Side note: I've been using React for ~3 years now, and while I follow the changes closely, every now and then I look at the docs and see that there's multiple differences. The docs are always improving but existing users may not notice when a clarification has been made (e.g. the "Note" referenced above), even though those clarifications may improve their understanding of certain concepts. Perhaps it would be a good idea to have a section to summarize docs changes in the release notes as well?

but rather that the children data structure isn't really ever clearly described (pun on opaque data structure unintended)

I think elements are described here. Do you have thoughts on where we need to add links to that section?

For instance, here, the docs barely mentioned what children specifically contains.

Perhaps we should link to this section from there. Want to send a PR?

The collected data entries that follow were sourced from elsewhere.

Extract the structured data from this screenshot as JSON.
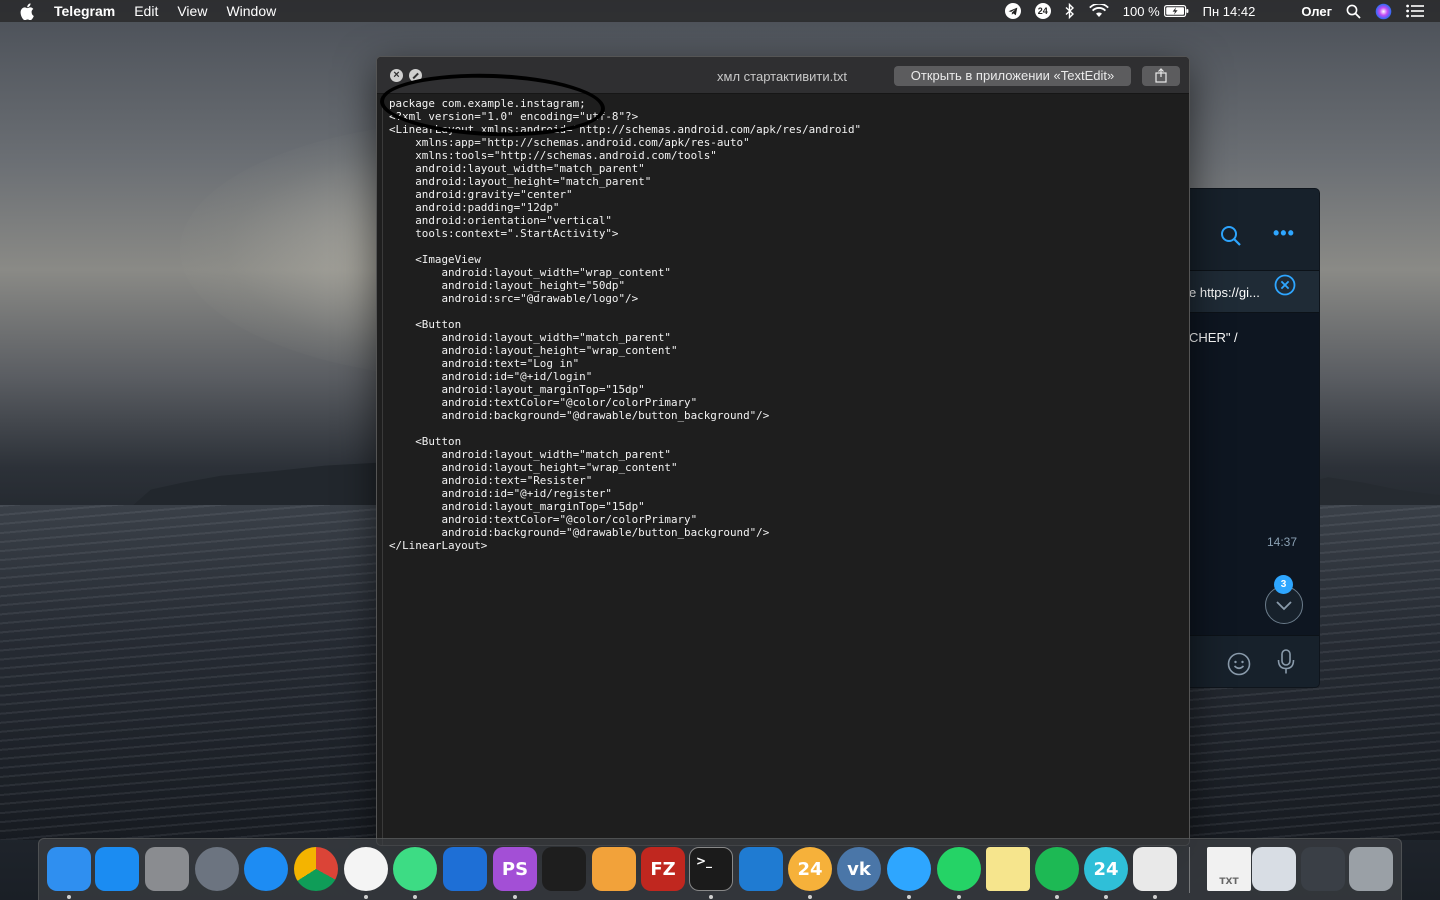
{
  "menubar": {
    "app_name": "Telegram",
    "menus": [
      "Edit",
      "View",
      "Window"
    ],
    "battery": "100 %",
    "clock": "Пн 14:42",
    "user": "Олег",
    "icons": [
      "apple-icon",
      "telegram-status-icon",
      "24-status-icon",
      "bluetooth-icon",
      "wifi-icon",
      "battery-icon",
      "russian-flag-icon",
      "spotlight-icon",
      "siri-icon",
      "notification-center-icon"
    ]
  },
  "quicklook": {
    "file_name": "хмл стартактивити.txt",
    "open_button": "Открыть в приложении «TextEdit»",
    "code_lines": [
      "package com.example.instagram;",
      "<?xml version=\"1.0\" encoding=\"utf-8\"?>",
      "<LinearLayout xmlns:android=\"http://schemas.android.com/apk/res/android\"",
      "    xmlns:app=\"http://schemas.android.com/apk/res-auto\"",
      "    xmlns:tools=\"http://schemas.android.com/tools\"",
      "    android:layout_width=\"match_parent\"",
      "    android:layout_height=\"match_parent\"",
      "    android:gravity=\"center\"",
      "    android:padding=\"12dp\"",
      "    android:orientation=\"vertical\"",
      "    tools:context=\".StartActivity\">",
      "",
      "    <ImageView",
      "        android:layout_width=\"wrap_content\"",
      "        android:layout_height=\"50dp\"",
      "        android:src=\"@drawable/logo\"/>",
      "",
      "    <Button",
      "        android:layout_width=\"match_parent\"",
      "        android:layout_height=\"wrap_content\"",
      "        android:text=\"Log in\"",
      "        android:id=\"@+id/login\"",
      "        android:layout_marginTop=\"15dp\"",
      "        android:textColor=\"@color/colorPrimary\"",
      "        android:background=\"@drawable/button_background\"/>",
      "",
      "    <Button",
      "        android:layout_width=\"match_parent\"",
      "        android:layout_height=\"wrap_content\"",
      "        android:text=\"Resister\"",
      "        android:id=\"@+id/register\"",
      "        android:layout_marginTop=\"15dp\"",
      "        android:textColor=\"@color/colorPrimary\"",
      "        android:background=\"@drawable/button_background\"/>",
      "</LinearLayout>"
    ]
  },
  "telegram": {
    "pinned_text": "e https://gi...",
    "message_text": "CHER\" /",
    "time": "14:37",
    "unread_count": "3",
    "accent": "#2ea6ff"
  },
  "dock": {
    "apps": [
      {
        "name": "finder",
        "color": "#2f8ff0"
      },
      {
        "name": "app-store",
        "color": "#1b8cf2"
      },
      {
        "name": "system-preferences",
        "color": "#8a8c90"
      },
      {
        "name": "launchpad",
        "color": "#6c7480"
      },
      {
        "name": "safari",
        "color": "#1d8cf3"
      },
      {
        "name": "chrome",
        "color": "#e8e8e8"
      },
      {
        "name": "yandex-browser",
        "color": "#f4f4f4"
      },
      {
        "name": "android-studio",
        "color": "#3ddc84"
      },
      {
        "name": "xcode",
        "color": "#1e6fd6"
      },
      {
        "name": "phpstorm",
        "color": "#a34fd6"
      },
      {
        "name": "figma",
        "color": "#1e1e1e"
      },
      {
        "name": "transmit",
        "color": "#f2a23a"
      },
      {
        "name": "filezilla",
        "color": "#c0271f"
      },
      {
        "name": "terminal",
        "color": "#1b1b1b"
      },
      {
        "name": "trello",
        "color": "#1f7bd2"
      },
      {
        "name": "icq-24",
        "color": "#f6b13a"
      },
      {
        "name": "vk",
        "color": "#4a76a8"
      },
      {
        "name": "telegram",
        "color": "#2ea6ff"
      },
      {
        "name": "whatsapp",
        "color": "#25d366"
      },
      {
        "name": "notes",
        "color": "#f6e58d"
      },
      {
        "name": "spotify",
        "color": "#1db954"
      },
      {
        "name": "24-messenger",
        "color": "#2fbfd8"
      },
      {
        "name": "textedit",
        "color": "#e9e9e9"
      },
      {
        "name": "txt-document",
        "color": "#f1f1f1"
      },
      {
        "name": "screenshot-preview",
        "color": "#d8dde4"
      },
      {
        "name": "downloads-stack",
        "color": "#3a3f46"
      },
      {
        "name": "trash",
        "color": "#9aa0a6"
      }
    ],
    "labels": {
      "terminal": ">_",
      "icq-24": "24",
      "24-messenger": "24",
      "phpstorm": "PS",
      "filezilla": "FZ",
      "vk": "vk",
      "txt-document": "TXT"
    }
  }
}
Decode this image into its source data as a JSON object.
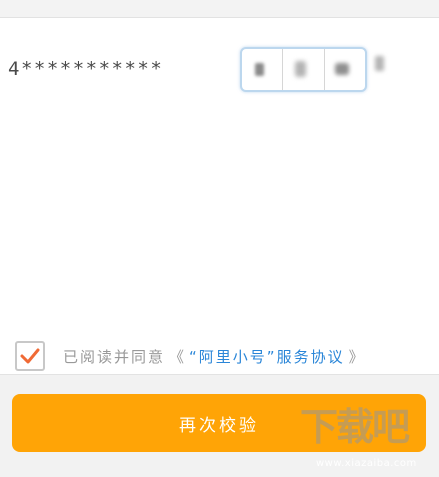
{
  "account": {
    "masked_number": "4***********"
  },
  "agreement": {
    "checked": true,
    "prefix": "已阅读并同意",
    "open_quote": "《",
    "link": "“阿里小号”服务协议",
    "close_quote": "》"
  },
  "action": {
    "button_label": "再次校验"
  },
  "watermark": {
    "logo": "下载吧",
    "url": "www.xiazaiba.com"
  },
  "colors": {
    "accent": "#ffa406",
    "link": "#2a86d8",
    "check": "#f06a35"
  }
}
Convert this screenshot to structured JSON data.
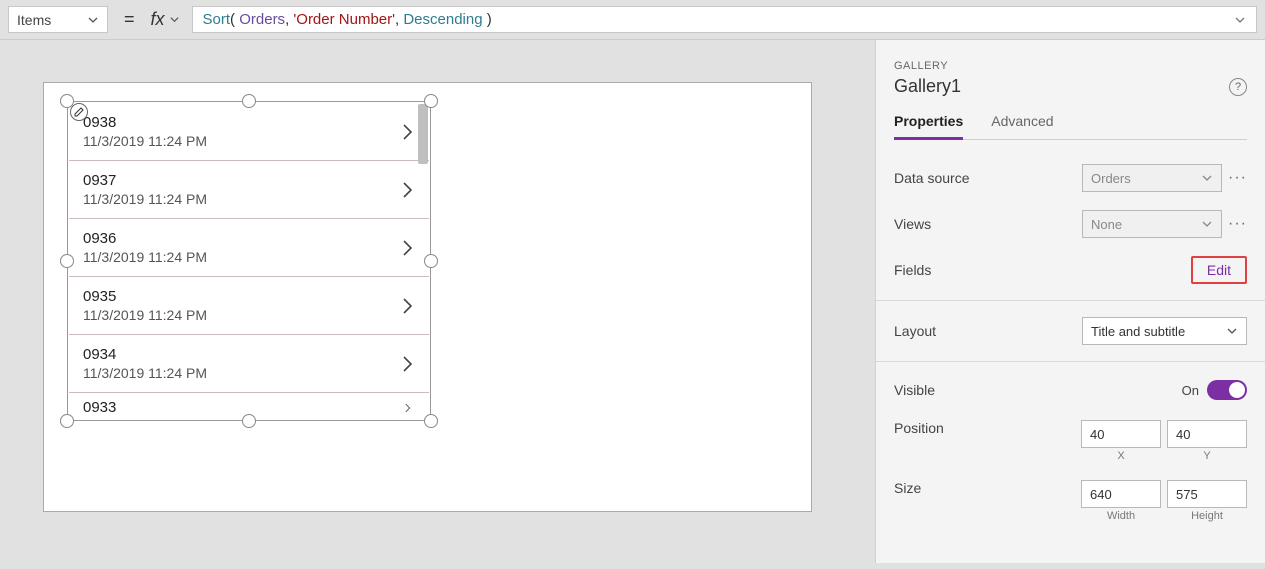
{
  "formulaBar": {
    "property": "Items",
    "equals": "=",
    "fx": "fx",
    "tokens": {
      "fn": "Sort",
      "open": "( ",
      "ds": "Orders",
      "c1": ", ",
      "str": "'Order Number'",
      "c2": ", ",
      "enum": "Descending",
      "close": " )"
    }
  },
  "gallery": {
    "items": [
      {
        "title": "0938",
        "subtitle": "11/3/2019 11:24 PM"
      },
      {
        "title": "0937",
        "subtitle": "11/3/2019 11:24 PM"
      },
      {
        "title": "0936",
        "subtitle": "11/3/2019 11:24 PM"
      },
      {
        "title": "0935",
        "subtitle": "11/3/2019 11:24 PM"
      },
      {
        "title": "0934",
        "subtitle": "11/3/2019 11:24 PM"
      },
      {
        "title": "0933",
        "subtitle": ""
      }
    ]
  },
  "panel": {
    "typeLabel": "GALLERY",
    "name": "Gallery1",
    "help": "?",
    "tabs": {
      "properties": "Properties",
      "advanced": "Advanced"
    },
    "dataSource": {
      "label": "Data source",
      "value": "Orders"
    },
    "views": {
      "label": "Views",
      "value": "None"
    },
    "fields": {
      "label": "Fields",
      "edit": "Edit"
    },
    "layout": {
      "label": "Layout",
      "value": "Title and subtitle"
    },
    "visible": {
      "label": "Visible",
      "state": "On"
    },
    "position": {
      "label": "Position",
      "x": "40",
      "y": "40",
      "xLabel": "X",
      "yLabel": "Y"
    },
    "size": {
      "label": "Size",
      "w": "640",
      "h": "575",
      "wLabel": "Width",
      "hLabel": "Height"
    }
  }
}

Further, in the section on refs, the docs use the term "child" and "children" while stating "[The child] could be an instance of a React component, or it could be a DOM element". I'd say this grants an incorrect understanding that this.props.children should contain both elements and component instances by use of the term "child".

I agree, but can you suggest a better way of phrasing there? It’s a bit tough because “child” means a relationship between components, not an element or instance specifically. Otherwise it’s hard for docs to sound natural. But I’m open to suggestions.